Había más bares en su trayecto que en cualquier otra distancia comparable de la tierra. En cada bar retumbaban los tocadiscos y fluían dulzonas y pegajosas las voces de los cantantes de blues a través del clamor selvático de saxos plañideros, trompetas penetrantes y pianos insistentes; en cada bar había follón, follón a todo gas, follón recién despejado, follón a punto de armarse, o gente comentando follones mientras corría la priva (bebida). Otros discutían de lotería: «Macho, aforé doce machacantes por el doscientos veintisiete y va y me sale el doscientos treinta y siete.» O hablaban de la suerte: «Tío, qué bicoca. Tío, me vino chupao.» O hablaban del amor: «Y entonces la chorba se las piró, asuquiqui, y me dejó amargao».
Goldy se recorrió todos los garitos, centros de apuestas, parrillas al aire libre, barberías, oficinas, funerarias, muebles, colmados y tiendas con nombres diversos, «El puchero divino», «El rincón de la gasusa (hambre)», «El edén de los jamones». Preguntó a varios traficantes de chocolate que eran de su confianza.
—¿Has junao si llegó competencia nueva?
—¿Que unta en qué?
—La Preñá.
—Nasti, hermana, eso es para novatos.
Algunos sabían que era un hombre, otros creían que se trataba de una monja majara. De hecho, les daba igual lo que fuera. Goldy andaba escrutando todos los rostros que se le cruzaban.

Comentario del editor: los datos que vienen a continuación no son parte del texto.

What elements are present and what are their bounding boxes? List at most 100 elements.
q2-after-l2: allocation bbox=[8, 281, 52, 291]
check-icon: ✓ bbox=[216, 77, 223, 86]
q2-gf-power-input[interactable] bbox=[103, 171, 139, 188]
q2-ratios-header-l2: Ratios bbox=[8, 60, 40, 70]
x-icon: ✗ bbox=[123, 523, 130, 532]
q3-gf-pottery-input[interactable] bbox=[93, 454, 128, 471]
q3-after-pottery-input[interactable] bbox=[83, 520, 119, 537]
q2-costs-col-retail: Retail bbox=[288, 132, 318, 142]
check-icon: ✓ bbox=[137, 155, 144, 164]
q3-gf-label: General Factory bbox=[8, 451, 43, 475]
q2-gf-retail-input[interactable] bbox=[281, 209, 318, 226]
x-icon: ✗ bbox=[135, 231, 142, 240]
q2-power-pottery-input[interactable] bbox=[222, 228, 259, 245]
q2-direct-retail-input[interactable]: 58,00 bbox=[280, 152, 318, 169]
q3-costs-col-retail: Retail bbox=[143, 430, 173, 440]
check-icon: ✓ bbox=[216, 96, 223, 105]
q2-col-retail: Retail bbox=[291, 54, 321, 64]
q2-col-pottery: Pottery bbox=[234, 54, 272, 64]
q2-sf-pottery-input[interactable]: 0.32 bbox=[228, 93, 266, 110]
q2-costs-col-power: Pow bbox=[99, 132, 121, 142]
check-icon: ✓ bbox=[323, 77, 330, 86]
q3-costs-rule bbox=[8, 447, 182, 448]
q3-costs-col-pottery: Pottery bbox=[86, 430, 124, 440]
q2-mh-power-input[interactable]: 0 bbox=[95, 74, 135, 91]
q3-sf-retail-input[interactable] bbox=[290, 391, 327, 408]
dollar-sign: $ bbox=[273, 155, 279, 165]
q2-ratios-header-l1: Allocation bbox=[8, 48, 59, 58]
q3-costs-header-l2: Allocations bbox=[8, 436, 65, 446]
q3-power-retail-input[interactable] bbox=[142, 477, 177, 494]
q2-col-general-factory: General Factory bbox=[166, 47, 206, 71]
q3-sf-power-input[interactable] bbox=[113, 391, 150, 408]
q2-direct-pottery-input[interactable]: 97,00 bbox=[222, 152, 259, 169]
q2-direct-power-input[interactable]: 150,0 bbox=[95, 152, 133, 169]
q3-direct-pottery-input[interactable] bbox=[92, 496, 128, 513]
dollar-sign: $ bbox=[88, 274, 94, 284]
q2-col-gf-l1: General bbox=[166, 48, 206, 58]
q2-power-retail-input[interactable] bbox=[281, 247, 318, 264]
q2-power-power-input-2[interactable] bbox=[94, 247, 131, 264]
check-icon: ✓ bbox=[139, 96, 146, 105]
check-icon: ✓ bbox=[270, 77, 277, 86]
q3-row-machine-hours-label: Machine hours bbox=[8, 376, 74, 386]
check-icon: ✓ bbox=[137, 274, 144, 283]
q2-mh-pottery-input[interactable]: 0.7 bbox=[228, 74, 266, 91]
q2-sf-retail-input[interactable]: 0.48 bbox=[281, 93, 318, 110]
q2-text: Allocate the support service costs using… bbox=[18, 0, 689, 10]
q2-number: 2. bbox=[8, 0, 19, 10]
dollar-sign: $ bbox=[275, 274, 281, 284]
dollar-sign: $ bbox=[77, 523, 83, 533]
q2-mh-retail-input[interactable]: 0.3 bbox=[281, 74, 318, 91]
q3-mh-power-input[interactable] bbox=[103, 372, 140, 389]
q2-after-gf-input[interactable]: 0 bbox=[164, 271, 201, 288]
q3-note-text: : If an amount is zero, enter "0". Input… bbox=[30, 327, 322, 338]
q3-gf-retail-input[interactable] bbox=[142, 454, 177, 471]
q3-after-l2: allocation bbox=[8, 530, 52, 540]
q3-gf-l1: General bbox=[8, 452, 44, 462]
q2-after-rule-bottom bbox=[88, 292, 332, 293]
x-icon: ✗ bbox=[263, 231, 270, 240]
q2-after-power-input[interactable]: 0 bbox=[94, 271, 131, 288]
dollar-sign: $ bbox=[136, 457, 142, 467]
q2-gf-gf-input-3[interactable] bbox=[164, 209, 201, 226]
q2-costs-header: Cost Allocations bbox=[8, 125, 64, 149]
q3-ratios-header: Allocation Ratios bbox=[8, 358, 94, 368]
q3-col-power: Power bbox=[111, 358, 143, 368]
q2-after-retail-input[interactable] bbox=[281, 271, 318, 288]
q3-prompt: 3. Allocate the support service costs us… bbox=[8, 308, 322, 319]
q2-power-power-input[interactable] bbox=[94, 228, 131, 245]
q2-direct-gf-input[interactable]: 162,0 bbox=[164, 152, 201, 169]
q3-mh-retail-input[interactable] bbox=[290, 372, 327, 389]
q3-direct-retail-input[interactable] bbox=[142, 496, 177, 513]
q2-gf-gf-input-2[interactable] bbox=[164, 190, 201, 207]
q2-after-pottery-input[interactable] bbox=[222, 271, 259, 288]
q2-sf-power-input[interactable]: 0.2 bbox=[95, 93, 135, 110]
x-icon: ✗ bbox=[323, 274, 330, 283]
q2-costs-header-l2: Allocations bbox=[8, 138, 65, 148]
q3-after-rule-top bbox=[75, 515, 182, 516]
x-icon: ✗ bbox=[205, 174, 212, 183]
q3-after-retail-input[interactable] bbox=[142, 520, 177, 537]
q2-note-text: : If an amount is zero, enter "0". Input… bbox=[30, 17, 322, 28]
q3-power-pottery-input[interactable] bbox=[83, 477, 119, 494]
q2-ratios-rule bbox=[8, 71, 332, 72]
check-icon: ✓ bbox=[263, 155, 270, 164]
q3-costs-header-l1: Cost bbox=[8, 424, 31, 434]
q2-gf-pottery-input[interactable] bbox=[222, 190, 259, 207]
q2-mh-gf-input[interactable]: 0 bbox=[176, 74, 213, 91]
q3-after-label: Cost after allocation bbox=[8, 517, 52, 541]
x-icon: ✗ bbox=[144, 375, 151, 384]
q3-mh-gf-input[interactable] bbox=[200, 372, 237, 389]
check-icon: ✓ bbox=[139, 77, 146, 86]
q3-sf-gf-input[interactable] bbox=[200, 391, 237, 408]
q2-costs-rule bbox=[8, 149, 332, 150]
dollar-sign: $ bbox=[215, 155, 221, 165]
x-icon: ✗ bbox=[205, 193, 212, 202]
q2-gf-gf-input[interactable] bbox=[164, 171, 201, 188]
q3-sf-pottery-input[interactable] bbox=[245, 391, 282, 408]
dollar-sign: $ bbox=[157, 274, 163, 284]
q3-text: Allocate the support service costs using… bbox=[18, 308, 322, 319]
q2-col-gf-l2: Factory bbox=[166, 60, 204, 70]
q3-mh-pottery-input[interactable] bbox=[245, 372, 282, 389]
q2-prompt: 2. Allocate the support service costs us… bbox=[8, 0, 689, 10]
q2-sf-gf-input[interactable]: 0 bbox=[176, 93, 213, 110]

Cuando las monedas tardaban en llegar a su caja, anunciaba un número recitando versículos de la Revelación:
—Que los rectos de pensamiento se acerquen al número de la fiera…, pues su número es el seiscientos sesenta y seis.
Y venga a salir capullos que tras echarle veinticinco o cincuenta centavos en la caja, corrían a la lotería más próxima para apostar al seis-seis-seis.
Era ya hora de cenar cuando Goldy llegó a su casa extenuado. No había encontrado el menor indicio.
Catalina la Grande y Lady Zíngara se habían largado al trabajo. Comió solo y encargó a la tía Panoli que le guardara las sobras en alguna tañera para llevárselas a Jackson.